Whenever the Secretary determines an AHP won't be able to provide benefits, or is otherwise in financial distress, the Secretary shall apply to the appropriate United States district court for appointment as trustee to administer the termination of the plan.

H.R. 660's State assessment authority

H.R. 660 specifically allows a state to assess self-insured AHPs with a contribution tax to the same extent the state taxes health insurance plans that offer coverage to fully insured AHPs. Such tax must be computed by subtracting the amount of any tax or assessment otherwise imposed by the state on other insured products maintained by the self-insured AHP.
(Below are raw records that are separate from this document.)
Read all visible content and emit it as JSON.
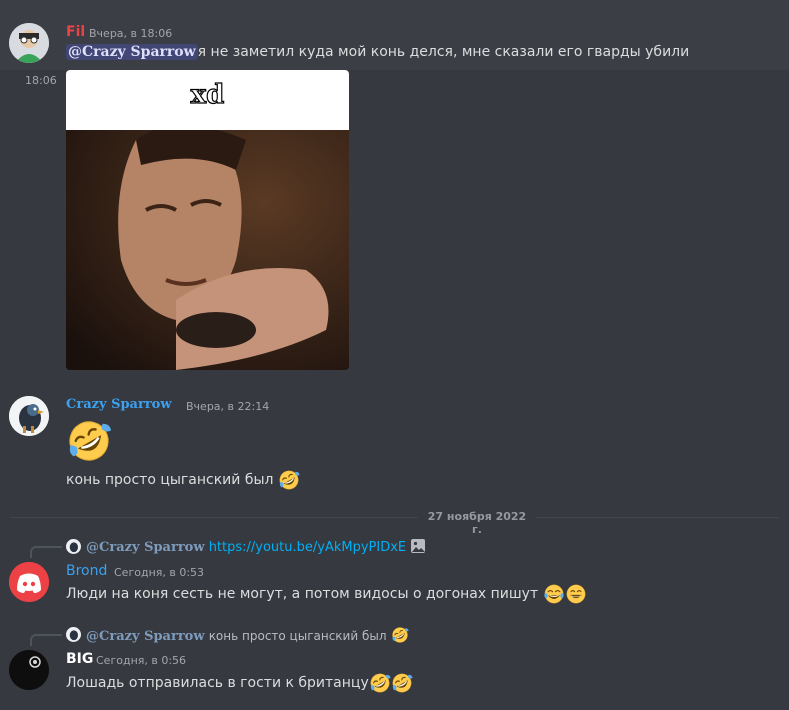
{
  "messages": [
    {
      "author": "Fil",
      "author_color": "#ed4245",
      "timestamp": "Вчера, в 18:06",
      "mention": "@Crazy Sparrow",
      "text": "я не заметил куда мой конь делся, мне сказали его гварды убили",
      "gif_time": "18:06",
      "gif_caption": "xd"
    },
    {
      "author": "Crazy Sparrow",
      "author_color": "#3ba1f0",
      "timestamp": "Вчера, в 22:14",
      "emoji_big": "rolling-on-floor-laughing",
      "text": "конь просто цыганский был"
    },
    {
      "reply_to": {
        "author": "@Crazy Sparrow",
        "text": "https://youtu.be/yAkMpyPIDxE"
      },
      "author": "Brond",
      "author_color": "#3ba1f0",
      "timestamp": "Сегодня, в 0:53",
      "text": "Люди на коня сесть не могут, а потом видосы о догонах пишут"
    },
    {
      "reply_to": {
        "author": "@Crazy Sparrow",
        "text": "конь просто цыганский был"
      },
      "author": "BIG",
      "author_color": "#ffffff",
      "timestamp": "Сегодня, в 0:56",
      "text": "Лошадь отправилась в гости к британцу"
    }
  ],
  "date_divider": "27 ноября 2022 г.",
  "colors": {
    "background": "#36393f",
    "highlight": "#3b3e45",
    "mention_bg": "#414675",
    "link": "#00aff4",
    "discord_red": "#ed4245"
  }
}
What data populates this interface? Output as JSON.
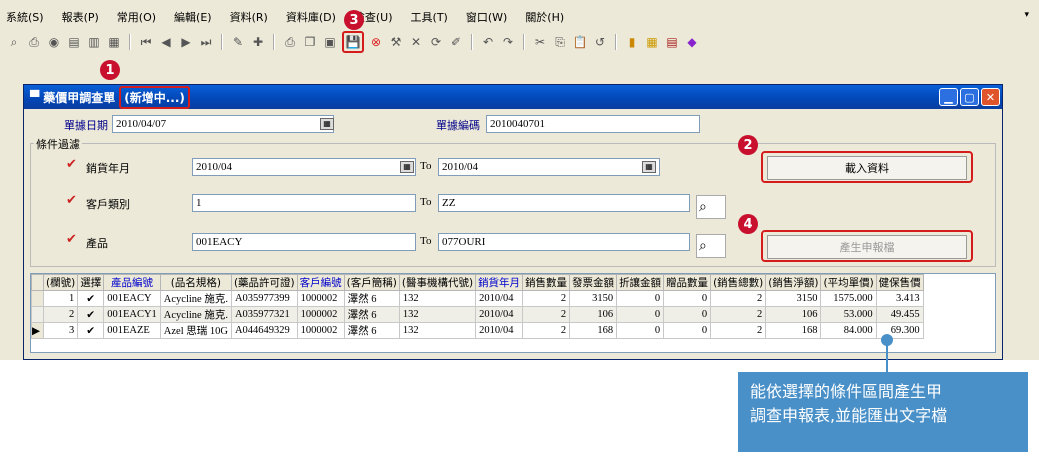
{
  "menu": [
    "系統(S)",
    "報表(P)",
    "常用(O)",
    "編輯(E)",
    "資料(R)",
    "資料庫(D)",
    "檢查(U)",
    "工具(T)",
    "窗口(W)",
    "關於(H)"
  ],
  "toolbar_icons": [
    "binoculars-icon",
    "print-icon",
    "preview-icon",
    "form-icon",
    "doc-icon",
    "table-icon",
    "first-icon",
    "prev-icon",
    "next-icon",
    "last-icon",
    "edit-icon",
    "new-icon",
    "print2-icon",
    "copy-icon",
    "paste-icon",
    "save-icon",
    "cancel-icon",
    "tools-icon",
    "delete-icon",
    "refresh-icon",
    "attach-icon",
    "undo-icon",
    "redo-icon",
    "cut-icon",
    "copy2-icon",
    "paste2-icon",
    "undo2-icon",
    "chart-icon",
    "calendar-icon",
    "book-icon",
    "gem-icon"
  ],
  "badges": {
    "one": "1",
    "two": "2",
    "three": "3",
    "four": "4"
  },
  "window": {
    "title": "藥價甲調查單",
    "status": "(新增中...)"
  },
  "header": {
    "doc_date_label": "單據日期",
    "doc_date": "2010/04/07",
    "doc_no_label": "單據編碼",
    "doc_no": "2010040701"
  },
  "filters": {
    "group_title": "條件過濾",
    "sales_month": {
      "label": "銷貨年月",
      "from": "2010/04",
      "to_label": "To",
      "to": "2010/04"
    },
    "customer_type": {
      "label": "客戶類別",
      "from": "1",
      "to_label": "To",
      "to": "ZZ"
    },
    "product": {
      "label": "產品",
      "from": "001EACY",
      "to_label": "To",
      "to": "077OURI"
    }
  },
  "buttons": {
    "load": "載入資料",
    "generate": "產生申報檔"
  },
  "table": {
    "columns": [
      "(欄號)",
      "選擇",
      "產品編號",
      "(品名規格)",
      "(藥品許可證)",
      "客戶編號",
      "(客戶簡稱)",
      "(醫事機構代號)",
      "銷貨年月",
      "銷售數量",
      "發票金額",
      "折讓金額",
      "贈品數量",
      "(銷售總數)",
      "(銷售淨額)",
      "(平均單價)",
      "健保售價"
    ],
    "rows": [
      [
        "1",
        "✔",
        "001EACY",
        "Acycline 施克.",
        "A035977399",
        "1000002",
        "澤然 6",
        "132",
        "2010/04",
        "2",
        "3150",
        "0",
        "0",
        "2",
        "3150",
        "1575.000",
        "3.413"
      ],
      [
        "2",
        "✔",
        "001EACY1",
        "Acycline 施克.",
        "A035977321",
        "1000002",
        "澤然 6",
        "132",
        "2010/04",
        "2",
        "106",
        "0",
        "0",
        "2",
        "106",
        "53.000",
        "49.455"
      ],
      [
        "3",
        "✔",
        "001EAZE",
        "Azel 思瑞 10G",
        "A044649329",
        "1000002",
        "澤然 6",
        "132",
        "2010/04",
        "2",
        "168",
        "0",
        "0",
        "2",
        "168",
        "84.000",
        "69.300"
      ]
    ]
  },
  "callout": {
    "line1": "能依選擇的條件區間產生甲",
    "line2": "調查申報表,並能匯出文字檔"
  }
}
H.R. 660's amendments to ERISA's preemption rules

H.R. 660 adds a new subsection 514(d) of ERISA (current subsection (d) is redesignated as (e)) to clarify the ability of health insurance issuers to offer health insurance coverage under AHPs. The Committee intends this change to be one of the most important provisions of the bill. Should states attempt to preclude AHPs from operating by passing laws that preclude them from doing so or have this effect, these laws will be preempted under ERISA. For example, should a state law refuse to license health insurance issuers that intend to provide health coverage to an AHP, the Committee intends this law to be preempted by the bill. The Committee intends this language to serve as a warning to state regulators that their ability to regulate fully insured health products provided by AHPs stops at the point where they attempt to prevent AHPs from operating.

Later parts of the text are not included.